L'orientalisme à la Flaubert - je pense à Hérodias et à Salaambô - l'atmosphère riche de symboles religieux de Gustave Moreau - voir L'apparition et salomé dansant - tout cela est revisité par le décadent Oscar Wild, avec un "je ne sais quoi" de subtil. Mon seul regret est qu'Oscar Wilde ne réécrit pas la danse des sept voiles qu'on s'imagine bien volontiers mais Flaubert, il est vrai, le fait déjà très bien dans Hérodias :

"Ses pieds passaient l'un devant l'autre, au rythme de la flûte et d'une paire de crotales. Ses bras arrondis appelaient quelqu'un, qui s'enfuyait toujours. Elle le poursuivait, plus légère qu'un papillon, comme une Psyché curieuse, comme une âme vagabonde, et semblait prête à s'envoler.

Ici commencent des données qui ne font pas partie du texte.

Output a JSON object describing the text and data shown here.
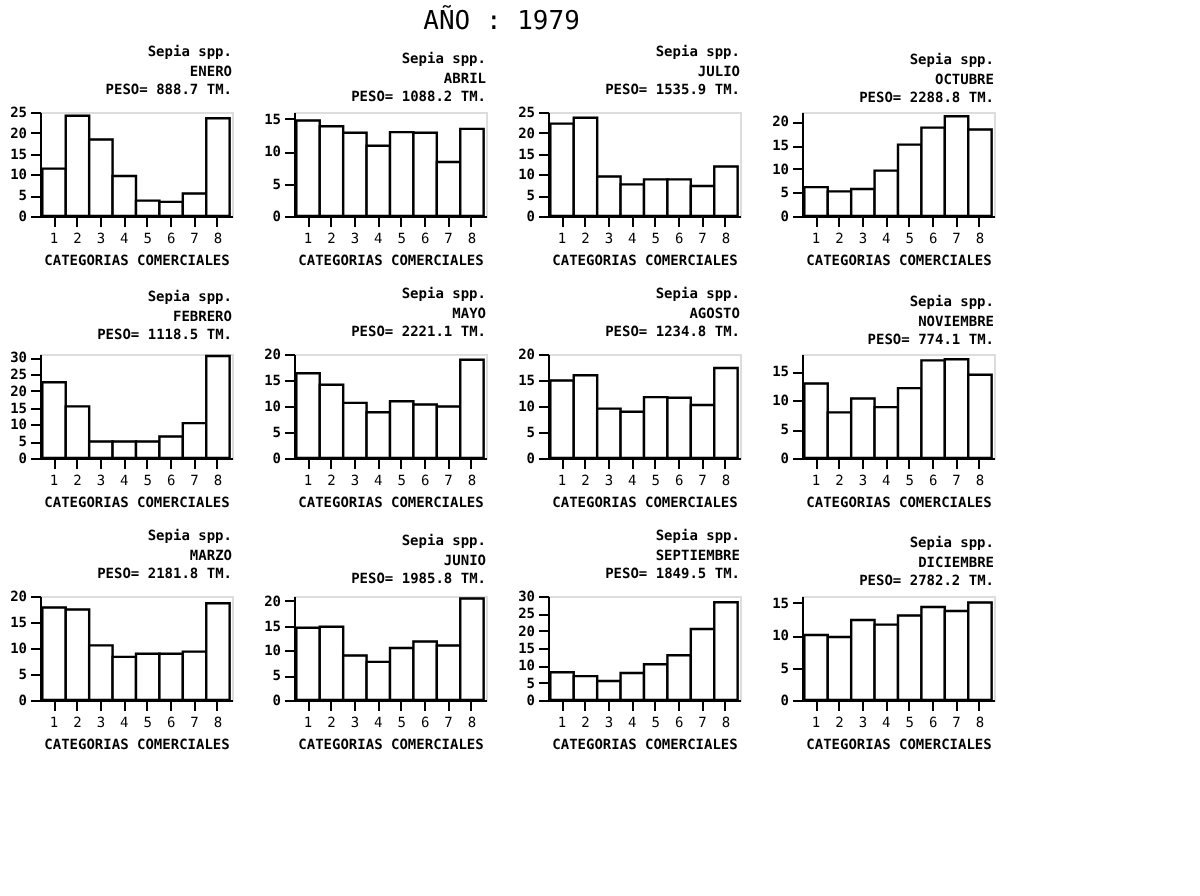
{
  "chart_data": [
    {
      "type": "other",
      "title": "AÑO : 1979"
    },
    {
      "type": "bar",
      "title": "Sepia spp.",
      "subtitle": "ENERO",
      "annotations": [
        "PESO=   888.7 TM."
      ],
      "xlabel": "CATEGORIAS COMERCIALES",
      "categories": [
        "1",
        "2",
        "3",
        "4",
        "5",
        "6",
        "7",
        "8"
      ],
      "values": [
        11.4,
        24.1,
        18.4,
        9.6,
        3.7,
        3.4,
        5.4,
        23.5
      ],
      "color": "#ffffff",
      "ylim": [
        0,
        25
      ],
      "yticks": [
        0,
        5,
        10,
        15,
        20,
        25
      ],
      "grid": false
    },
    {
      "type": "bar",
      "title": "Sepia spp.",
      "subtitle": "ABRIL",
      "annotations": [
        "PESO=  1088.2 TM."
      ],
      "xlabel": "CATEGORIAS COMERCIALES",
      "categories": [
        "1",
        "2",
        "3",
        "4",
        "5",
        "6",
        "7",
        "8"
      ],
      "values": [
        14.7,
        13.8,
        12.8,
        10.8,
        12.9,
        12.8,
        8.3,
        13.4
      ],
      "color": "#ffffff",
      "ylim": [
        0,
        16
      ],
      "yticks": [
        0,
        5,
        10,
        15
      ],
      "grid": false
    },
    {
      "type": "bar",
      "title": "Sepia spp.",
      "subtitle": "JULIO",
      "annotations": [
        "PESO=  1535.9 TM."
      ],
      "xlabel": "CATEGORIAS COMERCIALES",
      "categories": [
        "1",
        "2",
        "3",
        "4",
        "5",
        "6",
        "7",
        "8"
      ],
      "values": [
        22.2,
        23.6,
        9.5,
        7.6,
        8.8,
        8.8,
        7.2,
        11.9
      ],
      "color": "#ffffff",
      "ylim": [
        0,
        25
      ],
      "yticks": [
        0,
        5,
        10,
        15,
        20,
        25
      ],
      "grid": false
    },
    {
      "type": "bar",
      "title": "Sepia spp.",
      "subtitle": "OCTUBRE",
      "annotations": [
        "PESO=  2288.8 TM."
      ],
      "xlabel": "CATEGORIAS COMERCIALES",
      "categories": [
        "1",
        "2",
        "3",
        "4",
        "5",
        "6",
        "7",
        "8"
      ],
      "values": [
        6.1,
        5.2,
        5.7,
        9.6,
        15.1,
        18.7,
        21.1,
        18.3
      ],
      "color": "#ffffff",
      "ylim": [
        0,
        22
      ],
      "yticks": [
        0,
        5,
        10,
        15,
        20
      ],
      "grid": false
    },
    {
      "type": "bar",
      "title": "Sepia spp.",
      "subtitle": "FEBRERO",
      "annotations": [
        "PESO=  1118.5 TM."
      ],
      "xlabel": "CATEGORIAS COMERCIALES",
      "categories": [
        "1",
        "2",
        "3",
        "4",
        "5",
        "6",
        "7",
        "8"
      ],
      "values": [
        22.6,
        15.4,
        4.9,
        4.9,
        4.9,
        6.4,
        10.4,
        30.4
      ],
      "color": "#ffffff",
      "ylim": [
        0,
        31
      ],
      "yticks": [
        0,
        5,
        10,
        15,
        20,
        25,
        30
      ],
      "grid": false
    },
    {
      "type": "bar",
      "title": "Sepia spp.",
      "subtitle": "MAYO",
      "annotations": [
        "PESO=  2221.1 TM."
      ],
      "xlabel": "CATEGORIAS COMERCIALES",
      "categories": [
        "1",
        "2",
        "3",
        "4",
        "5",
        "6",
        "7",
        "8"
      ],
      "values": [
        16.3,
        14.1,
        10.6,
        8.8,
        10.9,
        10.3,
        9.9,
        18.9
      ],
      "color": "#ffffff",
      "ylim": [
        0,
        20
      ],
      "yticks": [
        0,
        5,
        10,
        15,
        20
      ],
      "grid": false
    },
    {
      "type": "bar",
      "title": "Sepia spp.",
      "subtitle": "AGOSTO",
      "annotations": [
        "PESO=  1234.8 TM."
      ],
      "xlabel": "CATEGORIAS COMERCIALES",
      "categories": [
        "1",
        "2",
        "3",
        "4",
        "5",
        "6",
        "7",
        "8"
      ],
      "values": [
        14.9,
        15.9,
        9.5,
        8.9,
        11.7,
        11.6,
        10.2,
        17.3
      ],
      "color": "#ffffff",
      "ylim": [
        0,
        20
      ],
      "yticks": [
        0,
        5,
        10,
        15,
        20
      ],
      "grid": false
    },
    {
      "type": "bar",
      "title": "Sepia spp.",
      "subtitle": "NOVIEMBRE",
      "annotations": [
        "PESO=   774.1 TM."
      ],
      "xlabel": "CATEGORIAS COMERCIALES",
      "categories": [
        "1",
        "2",
        "3",
        "4",
        "5",
        "6",
        "7",
        "8"
      ],
      "values": [
        12.9,
        7.9,
        10.3,
        8.8,
        12.1,
        16.9,
        17.1,
        14.4
      ],
      "color": "#ffffff",
      "ylim": [
        0,
        18
      ],
      "yticks": [
        0,
        5,
        10,
        15
      ],
      "grid": false
    },
    {
      "type": "bar",
      "title": "Sepia spp.",
      "subtitle": "MARZO",
      "annotations": [
        "PESO=  2181.8 TM."
      ],
      "xlabel": "CATEGORIAS COMERCIALES",
      "categories": [
        "1",
        "2",
        "3",
        "4",
        "5",
        "6",
        "7",
        "8"
      ],
      "values": [
        17.8,
        17.4,
        10.5,
        8.3,
        8.9,
        8.9,
        9.3,
        18.6
      ],
      "color": "#ffffff",
      "ylim": [
        0,
        20
      ],
      "yticks": [
        0,
        5,
        10,
        15,
        20
      ],
      "grid": false
    },
    {
      "type": "bar",
      "title": "Sepia spp.",
      "subtitle": "JUNIO",
      "annotations": [
        "PESO=  1985.8 TM."
      ],
      "xlabel": "CATEGORIAS COMERCIALES",
      "categories": [
        "1",
        "2",
        "3",
        "4",
        "5",
        "6",
        "7",
        "8"
      ],
      "values": [
        14.6,
        14.8,
        9.0,
        7.7,
        10.5,
        11.8,
        11.0,
        20.5
      ],
      "color": "#ffffff",
      "ylim": [
        0,
        21
      ],
      "yticks": [
        0,
        5,
        10,
        15,
        20
      ],
      "grid": false
    },
    {
      "type": "bar",
      "title": "Sepia spp.",
      "subtitle": "SEPTIEMBRE",
      "annotations": [
        "PESO=  1849.5 TM."
      ],
      "xlabel": "CATEGORIAS COMERCIALES",
      "categories": [
        "1",
        "2",
        "3",
        "4",
        "5",
        "6",
        "7",
        "8"
      ],
      "values": [
        8.0,
        6.9,
        5.5,
        7.8,
        10.3,
        12.9,
        20.5,
        28.2
      ],
      "color": "#ffffff",
      "ylim": [
        0,
        30
      ],
      "yticks": [
        0,
        5,
        10,
        15,
        20,
        25,
        30
      ],
      "grid": false
    },
    {
      "type": "bar",
      "title": "Sepia spp.",
      "subtitle": "DICIEMBRE",
      "annotations": [
        "PESO=  2782.2 TM."
      ],
      "xlabel": "CATEGORIAS COMERCIALES",
      "categories": [
        "1",
        "2",
        "3",
        "4",
        "5",
        "6",
        "7",
        "8"
      ],
      "values": [
        10.0,
        9.7,
        12.3,
        11.6,
        13.0,
        14.3,
        13.7,
        15.0
      ],
      "color": "#ffffff",
      "ylim": [
        0,
        16
      ],
      "yticks": [
        0,
        5,
        10,
        15
      ],
      "grid": false
    }
  ]
}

Les sons funèbres de la gingras remplacèrent les crotales. L'accablement avait suivi l'espoir. Ses attitudes exprimaient des soupirs, et toute sa personne une telle langueur qu'on ne savait pas si elle pleurait un dieu, ou se mourait dans sa caresse. Les paupières entre-closes, elle se tordait la taille, balançait son ventre avec des ondulations de houle, faisait trembler ses deux seins, et son visage demeurait immobile, et ses pieds n'arrêtaient pas. [...] Elle dansa comme les prêtresses des Indes, comme les Nubiennes des cataractes, comme les bacchantes de Lydie. Elle se renversait de tous les côtés, pareille à une fleur que la tempête agite. Les brillants de ses oreilles sautaient, l'étoffe de son dos chatoyait ; de ses bras, de ses pieds, de ses vêtements jaillissaient d'invisibles étincelles qui enflammaient les hommes. Une harpe chanta ; la multitude y répondit par des acclamations. Sans fléchir ses genoux en écartant les jambes, elle se courba si bien que son menton frôlait le plancher ; et les nomades habitués à l'abstinence, les soldats de Rome experts en débauches, les avares publicains, les vieux prêtres aigris par les disputes, tous, dilatant leurs narines, palpitaient de convoitise. Ensuite elle tourna autour de la table d'Antipas, frénétiquement, comme le rhombe des sorcières ; et d'une voix que des sanglots de volupté entrecoupaient, il lui disait :
— Viens ! viens !
Elle tournait toujours ; les tympanons sonnaient à éclater, la foule hurlait.
Mais le Tétrarque criait plus fort :
— Viens ! viens ! Tu auras Capharnaüm ! la plaine de Tibérias ! mes citadelles ! la moitié de mon royaume !
Elle se jeta sur les mains, les talons en l'air, parcourut ainsi l'estrade comme un grand scarabée ; et s'arrêta, brusquement."